Lo and behold, this research confirmed just what I had wondered before! The researchers found that the younger girls who were grouped with the seventh and eighth graders in the same school had lower body satisfaction than the girls who were in school with younger grades (K-4). As we all know, girls’ body image tends to become more negative as they get older, so the researchers think being in a social context with older girls may expose the younger girls to a more negative context sooner. It seems like hanging out with my older sister and feeling bad about my body and appearance afterward is a part of a pretty common dynamic that happens when adolescent girls hang around older girls.

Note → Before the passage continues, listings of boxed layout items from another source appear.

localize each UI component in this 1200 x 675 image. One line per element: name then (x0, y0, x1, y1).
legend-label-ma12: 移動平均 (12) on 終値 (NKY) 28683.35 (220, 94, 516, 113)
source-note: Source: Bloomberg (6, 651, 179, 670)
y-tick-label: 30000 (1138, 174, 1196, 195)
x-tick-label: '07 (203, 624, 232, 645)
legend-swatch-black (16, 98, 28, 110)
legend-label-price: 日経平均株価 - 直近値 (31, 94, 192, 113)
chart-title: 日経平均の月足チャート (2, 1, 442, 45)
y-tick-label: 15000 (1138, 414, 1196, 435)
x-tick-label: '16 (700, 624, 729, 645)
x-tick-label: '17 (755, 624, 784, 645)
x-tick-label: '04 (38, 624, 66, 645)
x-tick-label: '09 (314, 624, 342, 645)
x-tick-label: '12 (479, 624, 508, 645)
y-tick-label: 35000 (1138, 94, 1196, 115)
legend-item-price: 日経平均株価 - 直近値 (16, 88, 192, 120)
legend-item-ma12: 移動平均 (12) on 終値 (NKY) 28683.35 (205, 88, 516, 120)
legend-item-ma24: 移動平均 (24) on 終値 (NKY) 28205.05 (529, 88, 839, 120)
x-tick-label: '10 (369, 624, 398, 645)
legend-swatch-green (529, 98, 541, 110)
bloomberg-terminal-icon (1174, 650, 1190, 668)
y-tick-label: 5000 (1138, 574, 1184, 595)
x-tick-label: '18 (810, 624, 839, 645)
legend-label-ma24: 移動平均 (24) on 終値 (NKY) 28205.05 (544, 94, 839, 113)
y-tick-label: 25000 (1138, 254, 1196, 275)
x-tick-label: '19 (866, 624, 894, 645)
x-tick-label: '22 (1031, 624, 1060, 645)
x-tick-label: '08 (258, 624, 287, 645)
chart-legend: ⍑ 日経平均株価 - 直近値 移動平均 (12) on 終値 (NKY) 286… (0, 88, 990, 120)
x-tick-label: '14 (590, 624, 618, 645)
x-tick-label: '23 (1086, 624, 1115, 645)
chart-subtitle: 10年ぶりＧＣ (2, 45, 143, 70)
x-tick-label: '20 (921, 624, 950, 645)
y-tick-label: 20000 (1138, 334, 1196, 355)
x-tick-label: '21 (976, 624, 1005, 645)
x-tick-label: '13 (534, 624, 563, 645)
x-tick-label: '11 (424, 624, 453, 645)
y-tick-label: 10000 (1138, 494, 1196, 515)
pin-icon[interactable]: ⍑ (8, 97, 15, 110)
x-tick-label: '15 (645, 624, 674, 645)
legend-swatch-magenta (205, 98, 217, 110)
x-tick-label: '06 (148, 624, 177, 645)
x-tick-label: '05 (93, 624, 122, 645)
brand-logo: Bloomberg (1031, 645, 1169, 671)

Now, I know that reading about other girls feeling similar to us can’t stop us from feeling some type of way when we get that urge to compare ourselves to those ‘cool older girls,’ but if we think also about all the good things we learn from those older girls, maybe we can re-imagine what this research says. I certainly did. As much as my older sister and her friends sometimes made me wonder if I looked trendy enough, they also taught me about periods and tampons, and gave me the confidence to go for varsity my freshman year and say yes to that person who asked me on my first date (and then have fun on it)! I remember feeling bad about my body sometimes, but when I think about it (and this research), I know that the older girls were in the same boat with me—it wasn’t their fault at all. What this research tells me is that girls, young and a little older, are keen learners. We’re perceptive and ambitious. Society often tries to teach us that what matters most about us is how we look—no wonder this is what we take away from hanging out with older girls. But just because we’ve all been taught this doesn’t mean we have to keep believing it! Now it’s time to change the script. We, along with those folks slightly younger and slightly older than we are (and every other age!), can uplift ourselves and each other to tell the appearance-obsessed society that we’re more than what we look like.  Hanging out with those slightly older girls, together, we can write our own script that disrupts the idea of what women are ‘supposed’ to look like and that tells the world that our appearances aren’t the most important things about us. Because only when people are valued for more than just the way they look will we all be free.

[1] Strauss, J., Sullivan, J. M., Sullivan, C. E., Sullivan, S.J., & Wittenburg, C. E. (2014). Contextualizing the “Student body”: Is exposure to older students associated with body dissatisfaction in female early adolescents? Psychology of Women Quarterly, 39(2), 171-181.

[2] There have been many studies on this, but for just a few examples: Lindberg, S. M., Hyde, J. S., & McKinley, N. M. (2006). A measure of objectified body consciousness for preadolescent and adolescent youth. Psychology of Women Quarterly, 30, 65–76. ; and Bearman, S. K., Martinez, E., Stice, E., & Presnell, K., (2006). The skinny on body dissatisfaction: A longitudinal study of adolescent girls and boys. Journal of Youth and Adolescence, 35, 217–229.